Step Two: Create an Occupational Definition
Your training developer should have everyone in the room focused on the role. Here’s a simple quadrant matrix to document:
- Reporting lines: Who does the role report to up, down and laterally?
- Critical knowledge and skills: What specific skills are essential to doing the job well?
- “Nice to have” abilities and traits: What type of person tends to perform well?
- Learned, but wasn’t taught: What were those “a-ha moments” your group had on the job?
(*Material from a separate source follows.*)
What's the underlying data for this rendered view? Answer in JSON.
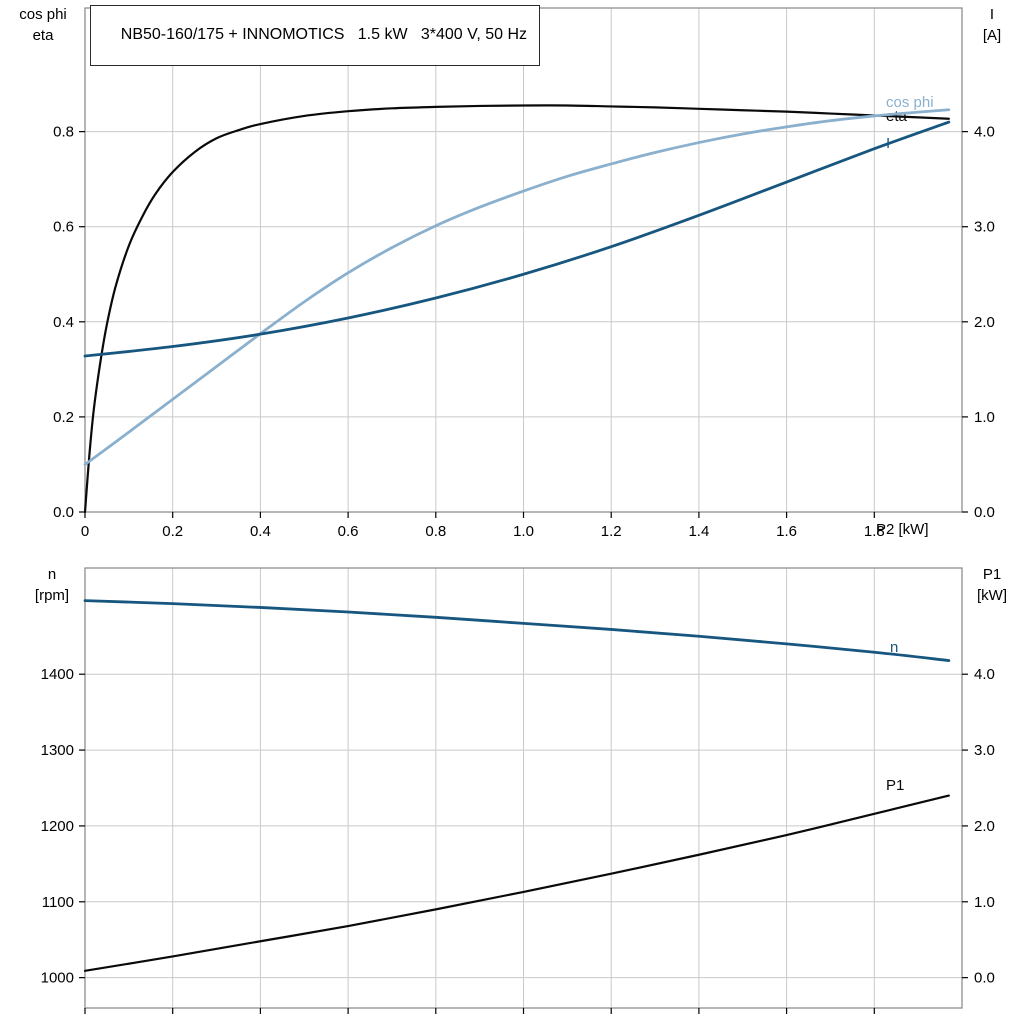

Step Three: Define the Body of Knowledge Needed for Peak Performance
A Duty/Task Matrix can be used to define the body of knowledge necessary to perform in the role. You only need some big post-it notes and sharpies. Get the information on the wall so everyone can see it. Put duties down the left, and tasks going across left to right. Here are the definitions and some examples:
- Duties: This is a something that is top-of-mind for the role. It doesn’t have a beginning or an end. It is ever-present while on the job and usually ends in –ing. Some examples:
- Restaurant Manager. Duty: Maintaining food safety
- Automotive Maintenance Manager. Duty: Selling products and services
- Tasks: These are processes or procedures that have a beginning and end. They usually can have a metric associated with them. These roles fulfill duties by repeatedly completing a series of tasks, usually four or more. A defined task requires an object, verb and qualifier. Some examples:
- Restaurant Manager. Task: Wash hands properly
- Automotive Maintenance Manager. Task: Write a customer-facing estimate
When you identify all the duties and the tasks required to fulfill a role, you’ve documented the entire body of knowledge used by your experts in the room.
Step Four: Understand the Gaps and Criticality
It is now time to zero in on the tasks that have the highest impact on performance. Here are steps to follow:
- Draft a Gap Analysis – Go task by task. Where is it documented how to perform this task?
- Consider criticality – All the tasks you have codified are important, but which of them are most critical? Use a simple rubric and define the impact to the business, performance, individual or team upon failure. If the worker fails to perform this task, does anyone notice? Does it create some rework—possibly a lot?
Step Five: Now Build Your Plan
You now have all the information you need to build your plan. You know what the role looks like, contained in your occupational definition. You know the body of knowledge that needs to be learned. You know what exists and what doesn’t, laid out in your gap analysis. And you know what information is critical to performance, as summarized in your criticality analysis.
You can build your learning maps for the role, from beginner to expert. Now you are armed with an analysis of what your training should deliver, based on empirical data and not simply feelings. Now you can go to your management with a plan that justifies a budget and will deliver results. Why? Because you will be training the right skills that will produce the results and improvement you are seeking.